The program incentivizes customers to replace their turf grass lawns with drought-tolerant plants, and it has been so successful, the district is having trouble keeping up.
Reservations have dwarfed the budget for rebates since last year; they’re currently four times the size of the $100 million program itself. And while not all those reservations get paid out (around a third of applicants drop out before the end), “we’re near the end of our actual funding at this point,” says Bob Muir, spokesman for the Metropolitan Water District.
Atop the SoCal WaterSmart rebate page in striking red letters this week, Metropolitan officials told homeowners exactly that:
Scary red letters aside, Muir suggests the problem is temporary. Metropolitan’s regional board is slated to vote later this month “to make sure rebates continue to be available to homeowners, business and public agencies,” he says. The board will consider adding $150 million to the rebate program at that time.
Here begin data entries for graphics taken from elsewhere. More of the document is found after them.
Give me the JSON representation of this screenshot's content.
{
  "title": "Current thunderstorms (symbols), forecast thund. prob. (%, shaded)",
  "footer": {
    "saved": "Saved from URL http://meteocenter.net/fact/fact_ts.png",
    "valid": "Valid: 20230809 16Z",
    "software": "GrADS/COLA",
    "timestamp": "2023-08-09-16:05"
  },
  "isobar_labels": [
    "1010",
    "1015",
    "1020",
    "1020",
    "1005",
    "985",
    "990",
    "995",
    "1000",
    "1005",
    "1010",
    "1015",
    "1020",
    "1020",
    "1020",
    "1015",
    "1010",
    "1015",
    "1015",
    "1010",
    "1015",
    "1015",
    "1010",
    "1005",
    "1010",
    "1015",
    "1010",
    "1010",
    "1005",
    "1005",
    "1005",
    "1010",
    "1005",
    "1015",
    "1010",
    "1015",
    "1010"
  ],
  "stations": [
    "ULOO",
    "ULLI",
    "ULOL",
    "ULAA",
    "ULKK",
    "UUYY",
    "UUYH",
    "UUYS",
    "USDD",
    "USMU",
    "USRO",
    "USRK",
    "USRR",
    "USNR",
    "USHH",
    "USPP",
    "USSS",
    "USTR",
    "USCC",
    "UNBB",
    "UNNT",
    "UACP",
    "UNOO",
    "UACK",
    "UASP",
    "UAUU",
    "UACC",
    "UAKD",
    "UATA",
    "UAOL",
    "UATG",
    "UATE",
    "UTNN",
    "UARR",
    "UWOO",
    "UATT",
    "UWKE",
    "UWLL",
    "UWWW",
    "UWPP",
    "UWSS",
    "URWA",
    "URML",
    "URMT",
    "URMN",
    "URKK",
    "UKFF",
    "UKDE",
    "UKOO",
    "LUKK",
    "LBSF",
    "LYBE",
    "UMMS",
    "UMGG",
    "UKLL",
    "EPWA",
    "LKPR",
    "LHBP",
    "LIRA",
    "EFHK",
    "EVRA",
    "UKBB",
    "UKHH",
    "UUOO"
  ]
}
Leimert Park resident Stan Smith recently replaced his lawn, using the services of Turf Terminators and plants he picked himself from a nursery. He says he couldn’t ignore climate change or the looming threat of tighter watering restrictions any longer.
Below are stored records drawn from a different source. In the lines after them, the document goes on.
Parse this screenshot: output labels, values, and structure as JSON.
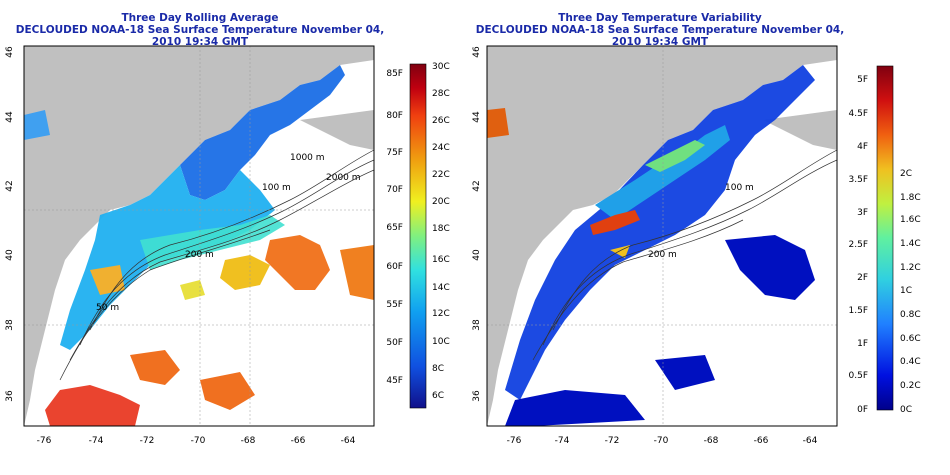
{
  "left": {
    "title_line1": "Three Day Rolling Average",
    "title_line2": "DECLOUDED NOAA-18 Sea Surface Temperature November 04, 2010 19:34 GMT",
    "x_ticks": [
      "-76",
      "-74",
      "-72",
      "-70",
      "-68",
      "-66",
      "-64"
    ],
    "y_ticks": [
      "36",
      "38",
      "40",
      "42",
      "44",
      "46"
    ],
    "contour_labels": [
      "100 m",
      "2000 m",
      "200 m",
      "1000 m",
      "50 m"
    ],
    "colorbar_f": [
      "85F",
      "80F",
      "75F",
      "70F",
      "65F",
      "60F",
      "55F",
      "50F",
      "45F"
    ],
    "colorbar_c": [
      "30C",
      "28C",
      "26C",
      "24C",
      "22C",
      "20C",
      "18C",
      "16C",
      "14C",
      "12C",
      "10C",
      "8C",
      "6C"
    ]
  },
  "right": {
    "title_line1": "Three Day Temperature Variability",
    "title_line2": "DECLOUDED NOAA-18 Sea Surface Temperature November 04, 2010 19:34 GMT",
    "x_ticks": [
      "-76",
      "-74",
      "-72",
      "-70",
      "-68",
      "-66",
      "-64"
    ],
    "y_ticks": [
      "36",
      "38",
      "40",
      "42",
      "44",
      "46"
    ],
    "contour_labels": [
      "100 m",
      "200 m"
    ],
    "colorbar_f": [
      "5F",
      "4.5F",
      "4F",
      "3.5F",
      "3F",
      "2.5F",
      "2F",
      "1.5F",
      "1F",
      "0.5F",
      "0F"
    ],
    "colorbar_c": [
      "2C",
      "1.8C",
      "1.6C",
      "1.4C",
      "1.2C",
      "1C",
      "0.8C",
      "0.6C",
      "0.4C",
      "0.2C",
      "0C"
    ]
  },
  "colors": {
    "title": "#1a2aa8",
    "land": "#c0c0c0",
    "ocean_missing": "#ffffff",
    "sst_scale": [
      "#10108a",
      "#1050e0",
      "#10a0f0",
      "#30e0e0",
      "#80f080",
      "#f0f020",
      "#f0a010",
      "#f04010",
      "#c00010",
      "#800010"
    ],
    "var_scale": [
      "#00008a",
      "#0010e0",
      "#2080ff",
      "#30d0e0",
      "#60f0a0",
      "#c0f040",
      "#f0c020",
      "#f06010",
      "#d01010",
      "#800010"
    ]
  }
}
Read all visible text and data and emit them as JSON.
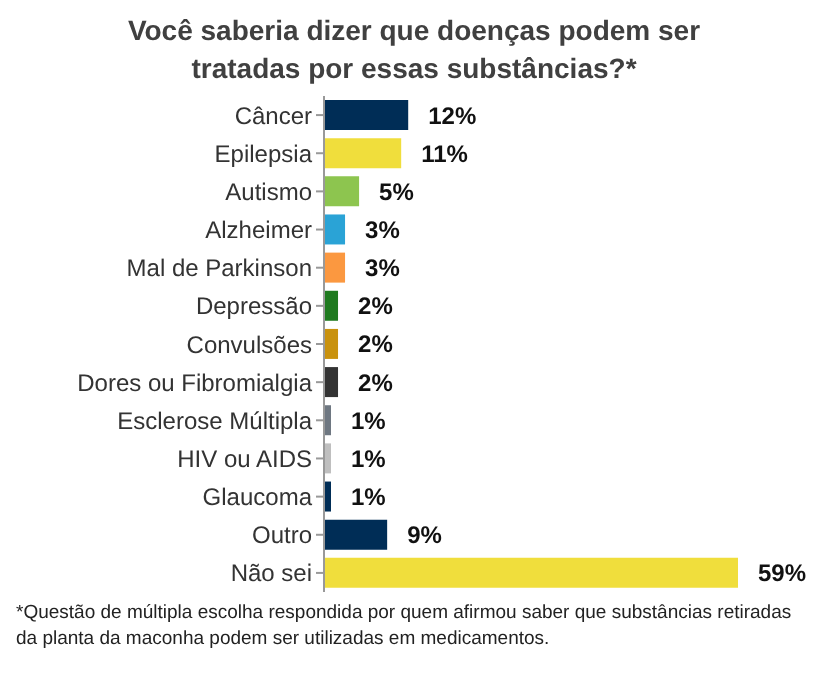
{
  "chart_data": {
    "type": "bar",
    "orientation": "horizontal",
    "title": "Você saberia dizer que doenças podem ser tratadas por essas substâncias?*",
    "categories": [
      "Câncer",
      "Epilepsia",
      "Autismo",
      "Alzheimer",
      "Mal de Parkinson",
      "Depressão",
      "Convulsões",
      "Dores ou Fibromialgia",
      "Esclerose Múltipla",
      "HIV ou AIDS",
      "Glaucoma",
      "Outro",
      "Não sei"
    ],
    "values": [
      12,
      11,
      5,
      3,
      3,
      2,
      2,
      2,
      1,
      1,
      1,
      9,
      59
    ],
    "colors": [
      "#002d56",
      "#f0de3c",
      "#8dc54f",
      "#2aa3d6",
      "#fb9840",
      "#1f7a1f",
      "#c9920e",
      "#333333",
      "#6e7781",
      "#bfbfbf",
      "#002d56",
      "#002d56",
      "#f0de3c"
    ],
    "value_labels": [
      "12%",
      "11%",
      "5%",
      "3%",
      "3%",
      "2%",
      "2%",
      "2%",
      "1%",
      "1%",
      "1%",
      "9%",
      "59%"
    ],
    "annotations": [
      "*Questão de múltipla escolha respondida por quem afirmou saber que substâncias retiradas da planta da maconha podem ser utilizadas em medicamentos."
    ]
  }
}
“I thought I’d just get in front of it and do the responsible thing,” Smith says. “And I’m excited because I have color and texture rather than just a solid green slab.”
If you want to apply, we’ve already put together some pretty comprehensive information elsewhere on our site, including how well lawn rebates work locally.
In a nutshell:
- You’ve got to have grass, and a plan to replace it with plants. Some cities have specific conditions, for example, whether or not they’ll support a rebate for synthetic grass replacement.
- You’ve got to reserve your rebate upfront. That means measuring your patch of grass to estimate your square footage for the rebate, taking pictures of your backyard pre-makeover, and submitting that information along with your water bill to the web portal.
- You’ve got to wait for email approval. Metropolitan says this part takes 2-4 weeks.
- Then, once you receive a go-ahead email, you’ve got 120 days to do the work.
- You’ve got to snap pictures again and upload them to the web portal. Your check should follow in another 4-6 weeks.
The new rules, which could apply to applications submitted after Tuesday this week, include lifetime funding limits for properties, so that homeowners and others would have to decide all at once whether to replace front, back, and side lawns, rather than submit multiple rebate applications. Program managers also intend to expand funding for larger properties, so that people could submit rebates for up to an acre at a time. But those rebates could be tiered, so that the incentive is smaller above 1,500 square feet.
Metropolitan’s Muir says the idea is to make the project as wide-ranging and sustainable as possible.